L’amica geniale || Benim Olağanüstü Akıllı Arkadaşım
22 yorum ozgun14 06 Temmuz 2022 08:19
Uzun bir aradan sonra yine çok hoşuma giden bir hikayeyi paylaşmak istiyorum sizinle. 1950’lerin başında, Napoli’nin varoş mahallelerinden birinde, bir sınıfta başlayan ve nice yıllara yayılan bir arkadaşlığın oldukça karmaşık, dolambaçlı hikayesine davet ediyorum sizi. Lila ve Lenu’nun hikayesine…

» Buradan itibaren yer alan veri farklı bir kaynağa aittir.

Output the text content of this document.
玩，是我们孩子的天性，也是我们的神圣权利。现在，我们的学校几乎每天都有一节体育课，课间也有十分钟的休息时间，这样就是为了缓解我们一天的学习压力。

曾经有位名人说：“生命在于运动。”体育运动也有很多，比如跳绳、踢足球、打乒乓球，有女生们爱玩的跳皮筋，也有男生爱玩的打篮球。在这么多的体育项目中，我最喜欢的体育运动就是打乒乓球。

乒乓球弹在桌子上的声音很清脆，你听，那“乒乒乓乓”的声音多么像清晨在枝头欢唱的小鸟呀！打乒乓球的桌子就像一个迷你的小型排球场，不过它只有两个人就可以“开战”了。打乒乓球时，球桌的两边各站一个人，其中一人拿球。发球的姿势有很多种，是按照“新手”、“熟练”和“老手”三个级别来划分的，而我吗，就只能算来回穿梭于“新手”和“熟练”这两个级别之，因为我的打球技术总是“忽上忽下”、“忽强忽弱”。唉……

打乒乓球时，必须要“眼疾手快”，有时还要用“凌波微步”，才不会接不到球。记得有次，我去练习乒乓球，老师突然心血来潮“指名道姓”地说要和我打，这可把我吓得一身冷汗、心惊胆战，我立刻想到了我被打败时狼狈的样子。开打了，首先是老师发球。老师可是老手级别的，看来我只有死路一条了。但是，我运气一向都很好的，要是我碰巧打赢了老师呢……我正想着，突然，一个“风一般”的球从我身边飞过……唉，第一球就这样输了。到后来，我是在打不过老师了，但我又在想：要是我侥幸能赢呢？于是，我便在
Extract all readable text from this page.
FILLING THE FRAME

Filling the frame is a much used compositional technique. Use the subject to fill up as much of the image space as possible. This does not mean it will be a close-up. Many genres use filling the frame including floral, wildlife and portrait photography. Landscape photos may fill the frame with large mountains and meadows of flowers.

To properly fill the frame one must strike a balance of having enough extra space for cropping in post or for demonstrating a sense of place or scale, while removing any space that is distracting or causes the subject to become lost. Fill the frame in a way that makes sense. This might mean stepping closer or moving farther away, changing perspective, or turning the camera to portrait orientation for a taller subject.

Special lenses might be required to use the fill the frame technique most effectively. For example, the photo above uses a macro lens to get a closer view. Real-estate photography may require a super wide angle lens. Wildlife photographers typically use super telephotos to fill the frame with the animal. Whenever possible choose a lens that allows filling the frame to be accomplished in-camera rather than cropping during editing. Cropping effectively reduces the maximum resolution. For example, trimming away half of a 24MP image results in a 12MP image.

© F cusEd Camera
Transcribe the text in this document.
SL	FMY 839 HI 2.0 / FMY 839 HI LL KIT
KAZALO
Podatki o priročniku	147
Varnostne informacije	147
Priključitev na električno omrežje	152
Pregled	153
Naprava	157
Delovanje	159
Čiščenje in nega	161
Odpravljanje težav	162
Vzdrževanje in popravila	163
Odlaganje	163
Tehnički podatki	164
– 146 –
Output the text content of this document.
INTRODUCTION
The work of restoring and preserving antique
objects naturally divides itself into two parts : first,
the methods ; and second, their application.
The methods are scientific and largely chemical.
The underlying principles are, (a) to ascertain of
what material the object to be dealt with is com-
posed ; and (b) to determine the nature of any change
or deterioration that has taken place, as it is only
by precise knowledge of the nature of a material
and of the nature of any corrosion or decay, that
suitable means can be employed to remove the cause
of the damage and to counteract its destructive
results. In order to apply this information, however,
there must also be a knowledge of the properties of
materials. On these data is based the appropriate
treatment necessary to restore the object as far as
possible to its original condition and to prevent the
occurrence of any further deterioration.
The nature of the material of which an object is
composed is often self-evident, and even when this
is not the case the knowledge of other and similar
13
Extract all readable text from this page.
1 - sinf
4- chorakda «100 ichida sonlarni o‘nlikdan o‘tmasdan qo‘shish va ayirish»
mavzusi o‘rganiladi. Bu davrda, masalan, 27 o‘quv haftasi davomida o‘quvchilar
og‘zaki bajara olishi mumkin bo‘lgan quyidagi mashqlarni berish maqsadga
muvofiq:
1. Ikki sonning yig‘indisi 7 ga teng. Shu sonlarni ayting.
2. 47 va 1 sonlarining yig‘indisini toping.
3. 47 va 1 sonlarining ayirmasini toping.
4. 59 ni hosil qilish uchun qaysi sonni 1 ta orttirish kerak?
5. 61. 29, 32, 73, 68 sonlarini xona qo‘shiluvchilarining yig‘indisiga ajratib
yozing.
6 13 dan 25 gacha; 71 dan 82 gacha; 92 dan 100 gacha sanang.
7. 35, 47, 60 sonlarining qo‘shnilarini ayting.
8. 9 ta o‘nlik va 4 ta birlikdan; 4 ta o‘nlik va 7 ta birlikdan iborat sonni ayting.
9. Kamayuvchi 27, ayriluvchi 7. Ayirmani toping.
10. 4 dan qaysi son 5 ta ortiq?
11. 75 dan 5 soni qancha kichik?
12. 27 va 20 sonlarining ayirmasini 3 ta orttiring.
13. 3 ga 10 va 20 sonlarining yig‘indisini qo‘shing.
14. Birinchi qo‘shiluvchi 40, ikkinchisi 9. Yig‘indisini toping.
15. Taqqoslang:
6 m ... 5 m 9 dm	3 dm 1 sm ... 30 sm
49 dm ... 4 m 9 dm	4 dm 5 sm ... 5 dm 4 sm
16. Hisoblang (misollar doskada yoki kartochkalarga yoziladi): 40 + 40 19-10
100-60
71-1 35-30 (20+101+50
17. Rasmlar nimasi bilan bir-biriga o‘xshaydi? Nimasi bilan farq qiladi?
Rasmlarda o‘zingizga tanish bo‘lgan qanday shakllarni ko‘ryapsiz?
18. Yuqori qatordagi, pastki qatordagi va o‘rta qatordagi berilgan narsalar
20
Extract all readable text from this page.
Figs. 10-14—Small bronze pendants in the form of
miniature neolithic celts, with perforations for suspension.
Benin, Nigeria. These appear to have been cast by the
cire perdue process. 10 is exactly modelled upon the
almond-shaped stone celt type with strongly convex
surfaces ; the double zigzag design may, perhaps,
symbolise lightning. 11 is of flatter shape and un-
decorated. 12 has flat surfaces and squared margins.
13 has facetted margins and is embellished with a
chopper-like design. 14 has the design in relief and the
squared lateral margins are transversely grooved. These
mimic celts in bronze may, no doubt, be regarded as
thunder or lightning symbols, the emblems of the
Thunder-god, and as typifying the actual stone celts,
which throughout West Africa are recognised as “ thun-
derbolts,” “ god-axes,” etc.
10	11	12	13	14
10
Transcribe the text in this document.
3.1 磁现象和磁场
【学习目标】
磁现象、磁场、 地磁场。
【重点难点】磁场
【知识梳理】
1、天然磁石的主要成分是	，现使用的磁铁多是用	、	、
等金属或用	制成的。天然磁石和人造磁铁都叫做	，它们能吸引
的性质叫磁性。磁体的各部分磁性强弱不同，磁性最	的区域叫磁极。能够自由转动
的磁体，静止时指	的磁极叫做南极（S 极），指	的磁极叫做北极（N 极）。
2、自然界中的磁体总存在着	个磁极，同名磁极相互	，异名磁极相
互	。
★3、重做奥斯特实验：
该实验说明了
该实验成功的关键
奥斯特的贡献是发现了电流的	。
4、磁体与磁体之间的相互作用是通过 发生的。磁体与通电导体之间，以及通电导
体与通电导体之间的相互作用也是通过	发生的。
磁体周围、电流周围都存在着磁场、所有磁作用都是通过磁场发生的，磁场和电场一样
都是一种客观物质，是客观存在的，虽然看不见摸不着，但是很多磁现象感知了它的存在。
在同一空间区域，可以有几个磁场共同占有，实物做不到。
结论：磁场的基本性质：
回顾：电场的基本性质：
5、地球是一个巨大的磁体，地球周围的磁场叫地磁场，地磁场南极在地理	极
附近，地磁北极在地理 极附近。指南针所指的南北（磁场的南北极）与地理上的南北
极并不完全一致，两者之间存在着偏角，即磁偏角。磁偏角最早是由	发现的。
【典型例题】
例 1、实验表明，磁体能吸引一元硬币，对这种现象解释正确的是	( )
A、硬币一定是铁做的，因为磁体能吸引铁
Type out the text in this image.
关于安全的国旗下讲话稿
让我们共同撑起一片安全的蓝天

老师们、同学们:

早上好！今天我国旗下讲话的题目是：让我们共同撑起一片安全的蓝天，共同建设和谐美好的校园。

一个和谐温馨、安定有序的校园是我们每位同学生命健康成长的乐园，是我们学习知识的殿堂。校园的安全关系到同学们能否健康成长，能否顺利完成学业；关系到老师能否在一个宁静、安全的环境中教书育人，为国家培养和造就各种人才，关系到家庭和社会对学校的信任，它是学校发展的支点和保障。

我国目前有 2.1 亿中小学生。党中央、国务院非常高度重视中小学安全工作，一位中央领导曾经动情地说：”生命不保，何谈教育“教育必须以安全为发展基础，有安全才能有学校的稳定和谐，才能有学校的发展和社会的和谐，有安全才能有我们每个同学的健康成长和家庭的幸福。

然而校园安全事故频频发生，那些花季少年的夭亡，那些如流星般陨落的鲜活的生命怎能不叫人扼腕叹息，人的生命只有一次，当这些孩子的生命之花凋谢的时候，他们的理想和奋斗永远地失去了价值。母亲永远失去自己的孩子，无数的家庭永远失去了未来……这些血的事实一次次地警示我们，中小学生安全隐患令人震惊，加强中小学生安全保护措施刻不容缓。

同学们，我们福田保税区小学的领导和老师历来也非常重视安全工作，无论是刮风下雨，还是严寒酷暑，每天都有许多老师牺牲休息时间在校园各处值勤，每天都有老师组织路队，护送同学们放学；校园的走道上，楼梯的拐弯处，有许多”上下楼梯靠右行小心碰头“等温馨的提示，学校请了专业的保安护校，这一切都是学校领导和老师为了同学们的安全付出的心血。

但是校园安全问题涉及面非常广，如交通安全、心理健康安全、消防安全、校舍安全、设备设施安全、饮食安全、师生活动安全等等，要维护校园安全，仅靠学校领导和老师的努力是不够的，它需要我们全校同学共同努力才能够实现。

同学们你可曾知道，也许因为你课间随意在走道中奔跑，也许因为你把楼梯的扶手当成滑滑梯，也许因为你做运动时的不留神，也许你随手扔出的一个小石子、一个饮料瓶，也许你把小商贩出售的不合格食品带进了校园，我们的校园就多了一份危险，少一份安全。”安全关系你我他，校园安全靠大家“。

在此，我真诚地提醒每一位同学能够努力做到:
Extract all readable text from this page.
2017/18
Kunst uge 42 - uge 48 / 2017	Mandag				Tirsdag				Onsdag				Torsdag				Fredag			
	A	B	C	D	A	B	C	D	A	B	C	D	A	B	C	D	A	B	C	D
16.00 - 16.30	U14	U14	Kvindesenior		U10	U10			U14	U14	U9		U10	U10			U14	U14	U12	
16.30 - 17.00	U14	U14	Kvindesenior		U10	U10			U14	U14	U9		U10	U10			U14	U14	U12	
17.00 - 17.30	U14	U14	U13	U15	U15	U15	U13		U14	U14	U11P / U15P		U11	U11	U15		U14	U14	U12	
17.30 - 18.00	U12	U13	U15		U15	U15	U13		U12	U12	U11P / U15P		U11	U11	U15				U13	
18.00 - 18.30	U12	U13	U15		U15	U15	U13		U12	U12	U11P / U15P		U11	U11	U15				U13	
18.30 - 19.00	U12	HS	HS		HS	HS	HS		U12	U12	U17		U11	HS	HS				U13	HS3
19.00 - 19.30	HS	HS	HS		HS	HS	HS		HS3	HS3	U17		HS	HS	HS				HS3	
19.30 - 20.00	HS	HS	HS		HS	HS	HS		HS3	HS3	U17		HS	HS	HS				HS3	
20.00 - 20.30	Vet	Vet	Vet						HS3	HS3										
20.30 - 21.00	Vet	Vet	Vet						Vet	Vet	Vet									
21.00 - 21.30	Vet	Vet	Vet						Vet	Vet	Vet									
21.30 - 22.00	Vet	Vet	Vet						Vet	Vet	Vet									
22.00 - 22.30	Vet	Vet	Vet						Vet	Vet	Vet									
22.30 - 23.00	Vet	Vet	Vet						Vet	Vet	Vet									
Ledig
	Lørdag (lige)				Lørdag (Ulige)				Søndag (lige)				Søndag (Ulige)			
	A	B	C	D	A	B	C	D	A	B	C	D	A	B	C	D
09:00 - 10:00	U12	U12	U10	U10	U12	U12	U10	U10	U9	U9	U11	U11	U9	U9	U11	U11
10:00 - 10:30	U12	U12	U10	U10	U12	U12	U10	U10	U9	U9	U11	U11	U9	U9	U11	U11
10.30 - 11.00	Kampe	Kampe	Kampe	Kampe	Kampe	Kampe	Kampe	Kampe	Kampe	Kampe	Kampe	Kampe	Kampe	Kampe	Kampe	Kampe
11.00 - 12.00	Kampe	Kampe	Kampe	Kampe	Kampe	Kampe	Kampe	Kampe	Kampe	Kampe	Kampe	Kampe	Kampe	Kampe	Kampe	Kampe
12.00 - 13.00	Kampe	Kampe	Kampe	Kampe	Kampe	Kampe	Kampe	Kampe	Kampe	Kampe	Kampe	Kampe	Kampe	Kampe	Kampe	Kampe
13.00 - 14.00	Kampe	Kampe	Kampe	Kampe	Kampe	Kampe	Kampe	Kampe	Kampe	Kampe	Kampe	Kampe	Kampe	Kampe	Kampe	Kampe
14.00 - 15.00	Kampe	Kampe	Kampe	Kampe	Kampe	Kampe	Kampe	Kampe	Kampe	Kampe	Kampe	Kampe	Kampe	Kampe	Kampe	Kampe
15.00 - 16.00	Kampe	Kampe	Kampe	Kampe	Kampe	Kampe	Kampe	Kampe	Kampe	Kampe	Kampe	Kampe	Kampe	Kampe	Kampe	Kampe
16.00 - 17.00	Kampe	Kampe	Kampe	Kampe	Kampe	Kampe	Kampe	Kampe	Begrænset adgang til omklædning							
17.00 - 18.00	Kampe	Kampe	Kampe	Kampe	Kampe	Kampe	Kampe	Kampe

Diziyle ve konusuyla ilgili konuşmaya başlamadan önce soundtrack listesini buraya bırakmak istiyorum. Max Richter‘ın dokunuşu diziyi başka bir noktaya taşımış kesinlikle. Bu tanıtımı okurken arka fonda açmanızı tavsiye ederim.
GENEL BİLGİLER
L’amica geniale, ya da genel bilinen adıyla My Brilliant Friend, bir kitap uyarlaması. HBO, RAI ve TIMvision ortaklığıyla, Elena Ferrante mahlasıyla yazılan ve otobiyografik olduğu düşünülen 4 ciltlik Napoli Romanları Serisi‘nden, Saverio Costanzo tarafından uyarlanmış. Amerika-İtalya ortak yapımı olsa da aslen bir İtalyan dizisi ve dili Napolice (biraz da İtalyanca). Her kitabına bir sezon ayrılan dizinin sezonları 1’er saatlik 8 bölümden oluşuyor. 2018, 2020 ve 2022 yıllarında ilk 3 sezonu yayınlanan dizinin 4. ve final sezonu onayı mevcut. Muhtemelen 2024 yılında gelecek 8 bölümlük final sezonuyla yayın hayatını sonlandıracak.
KONU
“En azından otuz yıldan beri bana iz bırakmadan ortadan kaybolmayı arzu ettiğini söyler ve ben onun ne demek istediğini çok iyi bilirim. Hiçbir zaman herhangi bir kaçış, kimlik değişimi, başka bir yerde yeni bir yaşam kurma hayali peşinde olmadı. İntiharı asla düşünmedi, çünkü Rino’nun onun bedeniyle ilgilenmek zorunda kalması düşüncesi onu çok rahatsız ederdi. Onun amacı başkaydı: uçup gitmek, her bir hücresini ortadan kaldırmak, geride onunla ilgili hiçbir şey bırakmamak istiyordu. Onu çok da iyi tanıdığımdan ya da en azından tanıdığımı sandığımdan, bu sefer geride tek bir saç teli bile bırakmadan yok olmanın yolunu bulmuş olduğunu tahmin ediyorum.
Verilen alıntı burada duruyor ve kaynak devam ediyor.